The polyester laminate molded product, the polyester stretch laminate molded product, the preform for a polyester multilayer hollow molded product, and the polyester stretched multilayer hollow molded product of the present invention all have excellent melt moldability, stretch moldability, and gas barrier properties.

Claims (1)

[Scope of Claims] 1. Polyester laminate molding consisting of a polyester composition layer consisting of polyalkylene terephthalate A whose main constituent unit is ethylene terephthalate and co-condensed polyamide B, and a polyester composition layer whose main constituent unit is ethylene terephthalate. and the co-condensed polyamide B
(a) 30 to 100 mol% of isophthalic acid component units;
35 to 50 mol% of dicarboxylic acid component units in the range of (b) 35 to 50 mol% of diamine component units mainly composed of metaxylylenediamine component units, and (c) 5 to 5 carbon atoms. A substantially linear co-condensed polyamide consisting of 0 to 30 mol% of aminocarboxylic acid component units in the range of (e) having a glass transition point in the range of 50 to 180°C. 2. A polyester stretch molded article composed of a polyester composition layer consisting of polyalkylene terephthalate A having ethylene terephthalate as its main constituent unit and co-condensed polyamide B, and a polyester composition layer having ethylene terephthalate as its main constituent unit, Co-condensed polyamide B
(a) 30 to 100 mol% of isophthalic acid component units;
(b) contains 35 to 50 mol% of dicarboxylic acid component units in the range of (b) 35 to 50 mol% of diamine component units mainly composed of metaxylylene diamine component units; (c) has 5 to 12 carbon atoms; A substantially linear co-condensed polyamide consisting of 0 to 30 mol% of aminocarboxylic acid component units in the range of (d) an intrinsic viscosity [η] of 0.2 to 2.5 dl/g; and (e) a glass transition temperature in the range of 50 to 180°C. 3. A preform for a polyester multilayer blow-molded article, which is composed of a polyester composition layer consisting of polyalkylene terephthalate A having ethylene terephthalate as its main constituent unit and co-condensed polyamide B, and a polyalkylene terephthalate layer having ethylene terephthalate as its main constituent unit.
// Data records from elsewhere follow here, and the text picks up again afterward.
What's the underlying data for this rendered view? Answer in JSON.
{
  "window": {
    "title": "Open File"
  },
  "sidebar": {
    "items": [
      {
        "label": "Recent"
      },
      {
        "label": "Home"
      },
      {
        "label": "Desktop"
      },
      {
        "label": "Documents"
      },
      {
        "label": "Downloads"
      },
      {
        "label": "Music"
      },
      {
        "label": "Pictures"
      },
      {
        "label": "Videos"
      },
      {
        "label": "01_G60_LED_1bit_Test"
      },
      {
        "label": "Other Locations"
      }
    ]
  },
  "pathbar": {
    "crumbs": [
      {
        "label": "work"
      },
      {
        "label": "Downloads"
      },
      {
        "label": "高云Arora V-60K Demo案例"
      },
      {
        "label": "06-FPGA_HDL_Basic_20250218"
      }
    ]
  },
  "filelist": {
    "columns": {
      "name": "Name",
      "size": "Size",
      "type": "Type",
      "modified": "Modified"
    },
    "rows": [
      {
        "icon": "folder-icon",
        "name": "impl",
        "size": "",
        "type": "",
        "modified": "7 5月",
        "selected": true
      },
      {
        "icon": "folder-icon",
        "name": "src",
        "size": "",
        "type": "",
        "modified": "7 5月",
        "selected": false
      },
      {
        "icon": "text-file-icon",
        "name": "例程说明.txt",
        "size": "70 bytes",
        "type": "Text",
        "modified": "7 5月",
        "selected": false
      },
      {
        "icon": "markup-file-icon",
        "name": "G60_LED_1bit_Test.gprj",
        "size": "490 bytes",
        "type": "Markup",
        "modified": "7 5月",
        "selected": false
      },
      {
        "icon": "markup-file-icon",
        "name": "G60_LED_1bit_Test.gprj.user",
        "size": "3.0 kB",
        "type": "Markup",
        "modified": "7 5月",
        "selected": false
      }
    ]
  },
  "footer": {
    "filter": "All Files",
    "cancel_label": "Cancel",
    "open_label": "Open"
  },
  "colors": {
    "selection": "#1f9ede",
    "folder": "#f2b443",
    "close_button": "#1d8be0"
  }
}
The co-condensed polyamide B contains (a) 30 to 100 mol% of isophthalic acid component units;
35 to 50 mol% of dicarboxylic acid component units in the range of (b) 35 to 50 mol% of diamine component units mainly composed of metaxylylenediamine component units, and (c) 5 to 5 carbon atoms. A substantially linear co-condensed polyamide consisting of 0 to 30 mol% of aminocarboxylic acid component units in the range of (e) having a glass transition temperature in the range of 50 to 180°C. 4. A polyester multilayer blow-molded article comprising a polyester composition layer consisting of polyalkylene terephthalate A having ethylene terephthalate as its main constituent unit and co-condensed polyamide B, and a polyalkylene terephthalate layer having ethylene terephthalate as its main constituent unit, The co-condensed polyamide B contains (a) 30 to 100 mol% of isophthalic acid component units;
35 to 35 dicarboxylic acid component units in the range of
50 mol%, (b) 35 to 50 mol% of diamine component units mainly composed of metaxylylene diamine component units, and (c) 0 aminocarboxylic acid component units having a carbon number in the range of 5 to 12. A substantially linear co-condensed polyamide consisting of from 30 mol% to 30% by mole, the physical properties of which are (d) an intrinsic viscosity [η] in the range of 0.2 to 2.5 dl/g, and (e) glass. A polyester stretched multilayer hollow molded article characterized by having a transition temperature in the range of 50 to 180°C.